Comentando o perfil do rosto da múmia, M. Verhaeren sugeriu uma comparação esquisita, ou melhor, expressou uma sugestão jocosa de como ele chocaria seu correspondente, mas estava muito mais interessado em questões científicas para gastar muitas palavras com tais leviandades. A deusa empalhada, escreveu, chegaria devidamente embalada cerca de um mês depois do recebimento da carta.

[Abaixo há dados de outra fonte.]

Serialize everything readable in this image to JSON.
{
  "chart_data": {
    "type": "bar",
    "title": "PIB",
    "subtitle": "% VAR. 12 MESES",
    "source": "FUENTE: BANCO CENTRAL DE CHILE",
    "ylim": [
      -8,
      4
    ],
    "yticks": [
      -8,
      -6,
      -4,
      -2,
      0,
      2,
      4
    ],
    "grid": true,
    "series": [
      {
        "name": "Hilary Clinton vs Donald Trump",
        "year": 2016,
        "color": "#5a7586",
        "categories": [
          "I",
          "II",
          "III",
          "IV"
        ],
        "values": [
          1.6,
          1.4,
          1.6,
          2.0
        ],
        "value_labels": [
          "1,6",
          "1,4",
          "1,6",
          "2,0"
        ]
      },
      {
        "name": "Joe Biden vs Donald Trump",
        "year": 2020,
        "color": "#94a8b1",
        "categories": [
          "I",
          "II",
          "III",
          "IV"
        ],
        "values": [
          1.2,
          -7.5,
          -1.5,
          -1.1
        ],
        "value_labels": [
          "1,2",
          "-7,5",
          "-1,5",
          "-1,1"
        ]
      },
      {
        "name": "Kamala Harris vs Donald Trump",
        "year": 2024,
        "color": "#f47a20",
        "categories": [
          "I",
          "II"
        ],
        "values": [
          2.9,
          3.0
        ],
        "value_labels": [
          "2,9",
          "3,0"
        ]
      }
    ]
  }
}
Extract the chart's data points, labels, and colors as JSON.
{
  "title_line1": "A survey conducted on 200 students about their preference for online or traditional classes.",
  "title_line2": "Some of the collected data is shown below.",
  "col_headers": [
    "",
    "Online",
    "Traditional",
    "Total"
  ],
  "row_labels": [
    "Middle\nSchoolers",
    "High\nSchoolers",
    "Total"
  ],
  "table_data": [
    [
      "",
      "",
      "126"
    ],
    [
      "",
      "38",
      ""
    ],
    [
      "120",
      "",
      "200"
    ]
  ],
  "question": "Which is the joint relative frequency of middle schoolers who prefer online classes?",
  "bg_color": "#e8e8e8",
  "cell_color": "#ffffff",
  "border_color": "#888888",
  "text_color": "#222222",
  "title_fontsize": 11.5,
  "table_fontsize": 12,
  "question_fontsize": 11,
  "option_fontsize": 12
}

O objeto encaixotado foi entregue no Solar Jermyn na tarde de 3 de agosto de 1913, sendo na hora transportado para o grande salão que abrigava a coleção de espécimes africanos tal como havia sido disposta por sir Robert e Arthur. O que se seguiu pode ser mais bem coligido a partir dos relatos de criados e dos objetos e papéis examinados depois.

Dos muitos relatos, o do velho Soames, mordomo da família, é o mais amplo e coerente. Segundo esse homem digno de confiança, sir Arthur Jermyn fez todos saírem do salão antes de abrir a caixa, embo¬ra o som distante de martelo e formão indicasse que ele não retardara a operação. Durante algum tempo, nada se ouviu.

Soames não soube calcular com exatidão, mas foi decerto menos de um quarto de hora depois que o pavoroso grito, inquestionavelmente com a voz de Jermyn, foi ouvido. Logo depois, Jermyn irrompeu do salão correndo freneticamente para a frente da casa como se estivesse sendo perseguido por algum terrível inimigo. A expressão de seu rosto, um rosto já horrível o bastante quando em repouso, era indescritível. Quando se aproximou da porta da frente, ele pareceu lembrar-se de algo, interrompeu a fuga, voltou e desapareceu na escada para o porão.

Os criados, de todo atônitos, ficaram observando o alto da escada, mas seu amo não voltava. Um cheiro de petróleo foi tudo que subiu das regiões inferiores. Depois de escurecer, ouviram um ruído na porta do porão que dava para o quintal e um cavalariço viu Arthur Jermyn, reluzindo de petróleo da cabeça aos pés e exalando o cheiro deste líquido, esgueirar-se furtivamente para fora e desaparecer no pântano escuro que rodeava a casa. Depois, num paroxismo de horror supremo, todos viram o fim. Uma centelha brilhou no pântano, uma chama subiu e uma coluna de fogo humano ergueu-se para o céu. A casa de Jermyn deixara de existir.

O motivo para os restos carbonizados de Arthur Jermyn não terem sido recolhidos e enterrados encontra-se no que foi achado mais tarde, em especial na coisa dentro da caixa. A deusa empalhada era uma visão repugnante, res-secada e corroída, mas era claramente um macaco branco mumificado de alguma espécie desconhecida, menos peludo do que qualquer variedade registrada e muito mais próximo da humanidade — estarrecedoramente mais próximo.

Uma descrição detalhada seria muito desagradável, mas dois aspectos em particular merecem ser revelados, pois combinam com certas anotações revoltantes das expedições africanas de sir Wade e as lendas congolesas do deus branco e da princesa-macaco.

Os dois aspectos em questão são os seguintes: as armas no medalhão de ouro pendurado no pescoço da criatura eram as armas dos Jermyn, e a sugestão jocosa de M. Verhaeren sobre certa semelhança relacionada com o rosto encarquilhado aplicava-se com vivido, pavoroso e sobrenatural horror a nada menos que o sensível Arthur Jermyn, tataraneto de sir Wade Jermyn e uma esposa desconhecida.

Membros do Royal Anthropological Institute queimaram a coisa e atiraram o medalhão num poço, e alguns deles chegam a não admitir que Arthur Jermyn tenha existido algum dia.